Unter Freunden

Im Museum den Himmel schauen

„Versuche stets, ein Stückchen Himmel über deinem Leben freizuhalten“ – diesen Rat von Marcel Proust möchten wir gerne in der dritten Woche der Stille „Wiesbaden hält inne“ beherzigen. Im Vorfeld haben wir dazu aufgerufen, sich seine ganz persönlichen Gedanken über das „Balance-Finden“ zu machen; auch darüber, wo es unsere ganz eigene stille Oase in Wiesbaden gibt. Wir?

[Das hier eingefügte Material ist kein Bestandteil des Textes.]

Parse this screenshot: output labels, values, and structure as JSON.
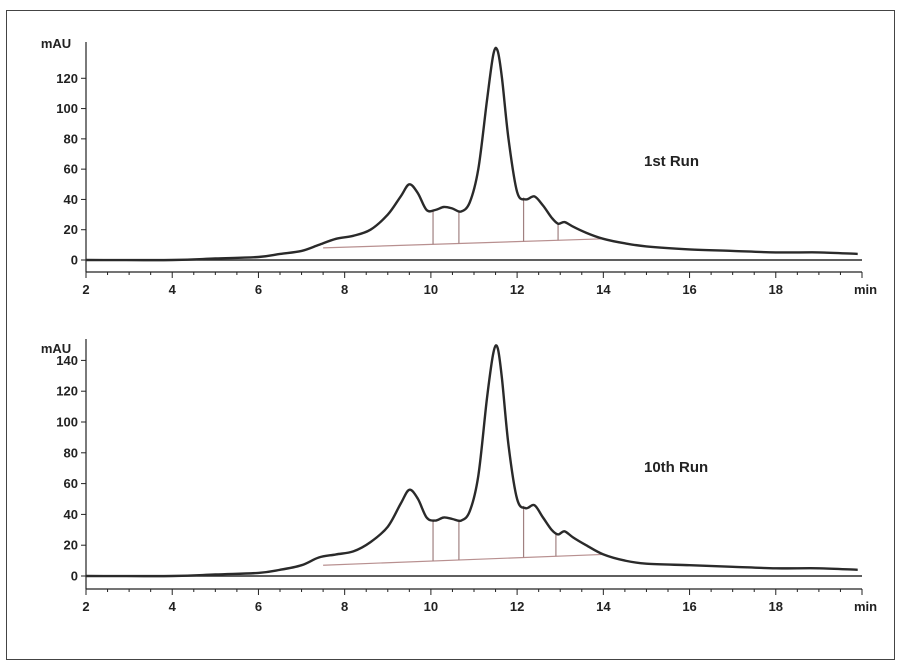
{
  "chart_data": [
    {
      "type": "line",
      "annotation": "1st Run",
      "ylabel": "mAU",
      "xlabel": "min",
      "xlim": [
        2,
        20
      ],
      "ylim": [
        0,
        140
      ],
      "x_ticks": [
        2,
        4,
        6,
        8,
        10,
        12,
        14,
        16,
        18
      ],
      "y_ticks": [
        0,
        20,
        40,
        60,
        80,
        100,
        120
      ],
      "series": [
        {
          "x": [
            2,
            4,
            5,
            6,
            6.5,
            7,
            7.4,
            7.8,
            8.2,
            8.6,
            9.0,
            9.3,
            9.5,
            9.7,
            9.9,
            10.1,
            10.3,
            10.5,
            10.7,
            10.9,
            11.1,
            11.3,
            11.45,
            11.55,
            11.65,
            11.8,
            12.0,
            12.2,
            12.4,
            12.6,
            12.8,
            12.95,
            13.1,
            13.3,
            13.6,
            14.0,
            14.5,
            15.0,
            16.0,
            17.0,
            18.0,
            19.0,
            19.9
          ],
          "y": [
            0,
            0,
            1,
            2,
            4,
            6,
            10,
            14,
            16,
            20,
            30,
            42,
            50,
            44,
            33,
            33,
            35,
            34,
            32,
            38,
            60,
            105,
            136,
            138,
            120,
            80,
            45,
            40,
            42,
            36,
            28,
            24,
            25,
            22,
            18,
            14,
            11,
            9,
            7,
            6,
            5,
            5,
            4
          ]
        }
      ],
      "baseline": {
        "x": [
          7.5,
          14.0
        ],
        "y": [
          8,
          14
        ]
      },
      "dividers": [
        10.05,
        10.65,
        12.15,
        12.95
      ]
    },
    {
      "type": "line",
      "annotation": "10th Run",
      "ylabel": "mAU",
      "xlabel": "min",
      "xlim": [
        2,
        20
      ],
      "ylim": [
        0,
        150
      ],
      "x_ticks": [
        2,
        4,
        6,
        8,
        10,
        12,
        14,
        16,
        18
      ],
      "y_ticks": [
        0,
        20,
        40,
        60,
        80,
        100,
        120,
        140
      ],
      "series": [
        {
          "x": [
            2,
            4,
            5,
            6,
            6.5,
            7,
            7.4,
            7.8,
            8.2,
            8.6,
            9.0,
            9.3,
            9.5,
            9.7,
            9.9,
            10.1,
            10.3,
            10.5,
            10.7,
            10.9,
            11.1,
            11.3,
            11.45,
            11.55,
            11.65,
            11.8,
            12.0,
            12.2,
            12.4,
            12.6,
            12.8,
            12.95,
            13.1,
            13.3,
            13.6,
            14.0,
            14.5,
            15.0,
            16.0,
            17.0,
            18.0,
            19.0,
            19.9
          ],
          "y": [
            0,
            0,
            1,
            2,
            4,
            7,
            12,
            14,
            16,
            22,
            32,
            47,
            56,
            50,
            38,
            36,
            38,
            37,
            36,
            42,
            65,
            115,
            145,
            148,
            128,
            85,
            50,
            44,
            46,
            38,
            30,
            27,
            29,
            25,
            20,
            14,
            10,
            8,
            7,
            6,
            5,
            5,
            4
          ]
        }
      ],
      "baseline": {
        "x": [
          7.5,
          14.0
        ],
        "y": [
          7,
          14
        ]
      },
      "dividers": [
        10.05,
        10.65,
        12.15,
        12.9
      ]
    }
  ],
  "colors": {
    "trace": "#2a2a2a",
    "baseline": "#b89090",
    "divider": "#a08080",
    "axis": "#222222"
  }
}
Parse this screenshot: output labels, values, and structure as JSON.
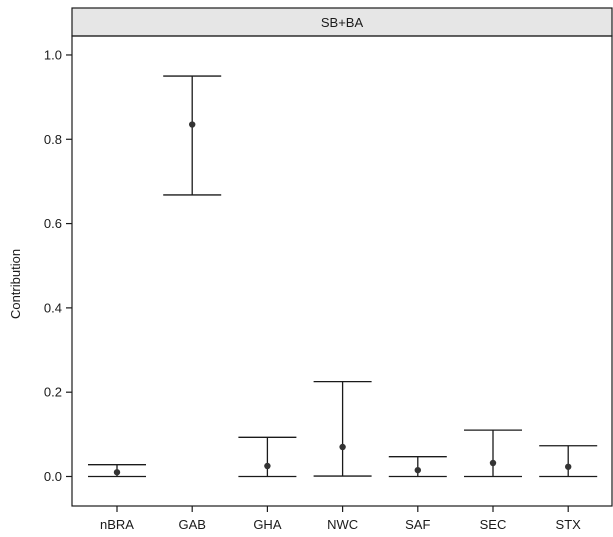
{
  "chart_data": {
    "type": "errorbar",
    "panel_title": "SB+BA",
    "xlabel": "",
    "ylabel": "Contribution",
    "ylim": [
      -0.07,
      1.045
    ],
    "yticks": [
      0.0,
      0.2,
      0.4,
      0.6,
      0.8,
      1.0
    ],
    "ytick_labels": [
      "0.0",
      "0.2",
      "0.4",
      "0.6",
      "0.8",
      "1.0"
    ],
    "grid": false,
    "categories": [
      "nBRA",
      "GAB",
      "GHA",
      "NWC",
      "SAF",
      "SEC",
      "STX"
    ],
    "points": [
      {
        "category": "nBRA",
        "estimate": 0.01,
        "lower": 0.0,
        "upper": 0.028
      },
      {
        "category": "GAB",
        "estimate": 0.835,
        "lower": 0.668,
        "upper": 0.95
      },
      {
        "category": "GHA",
        "estimate": 0.025,
        "lower": 0.0,
        "upper": 0.093
      },
      {
        "category": "NWC",
        "estimate": 0.07,
        "lower": 0.001,
        "upper": 0.225
      },
      {
        "category": "SAF",
        "estimate": 0.015,
        "lower": 0.0,
        "upper": 0.047
      },
      {
        "category": "SEC",
        "estimate": 0.032,
        "lower": 0.0,
        "upper": 0.11
      },
      {
        "category": "STX",
        "estimate": 0.023,
        "lower": 0.0,
        "upper": 0.073
      }
    ],
    "colors": {
      "line": "#1a1a1a",
      "point": "#333333",
      "strip_fill": "#e6e6e6",
      "frame": "#1a1a1a"
    }
  }
}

Ich als Autorin der Rubrik „Unter Freunden“ spreche von „wir“, weil mir dieses Projekt seit seinem Start im Jahr 2016 besonders am Herzen liegt und ich es gemeinsam mit Stadtkirchenpfarrerin Annette Majewski und Andreas Friede-Majewski planen und organisieren durfte. Dass das Museum Wiesbaden diesmal besonders aktiv ist, empfinde ich als große Freude. Mit Direktor Andreas Henning und seinem Team haben wir für die Stille-Woche einen engagierten Partner gefunden

Mit fünf (!)Programmpunkten ist das Landesmuseum dabei. Für Dr. Henning steht außer Frage: „Die Woche der Stille betrifft unser Kernanliegen. Es geht ja um Entschleunigung, ein Raus aus dem Alltag – dann erst kommt man in die Wahrnehmung.“ Da passt es prima, dass der Museumschef gleich beim ersten Beratungstreffen die Idee hatte: „Zwölf Minuten statt vier Sekunden.“ Mehrere Studien belegen, so erläutert Andreas Henning im Freunde-Gespräch kurz vor dem Start von „Wiesbaden hält inne“, dass es leider bei sehr vielen Menschen zu einer äußerst kurzen Verweildauer vor einem Kunstwerk kommt – vier Sekunden für den Blick aufs Bild und auf den Titel: „Man hangelt sich an den Labels entlang.“ Während der Woche der Stille lädt das Museum, gut sichtbar, mit Sitzsäcken, Klappstühlen und Hockern dazu ein, sich Zeit zu nehmen, niederzulassen, aus einer Ruhehaltung heraus ein Werk anzuschauen. Und wer mag, soll auch dank der Museumsguides ein Gespräch führen können.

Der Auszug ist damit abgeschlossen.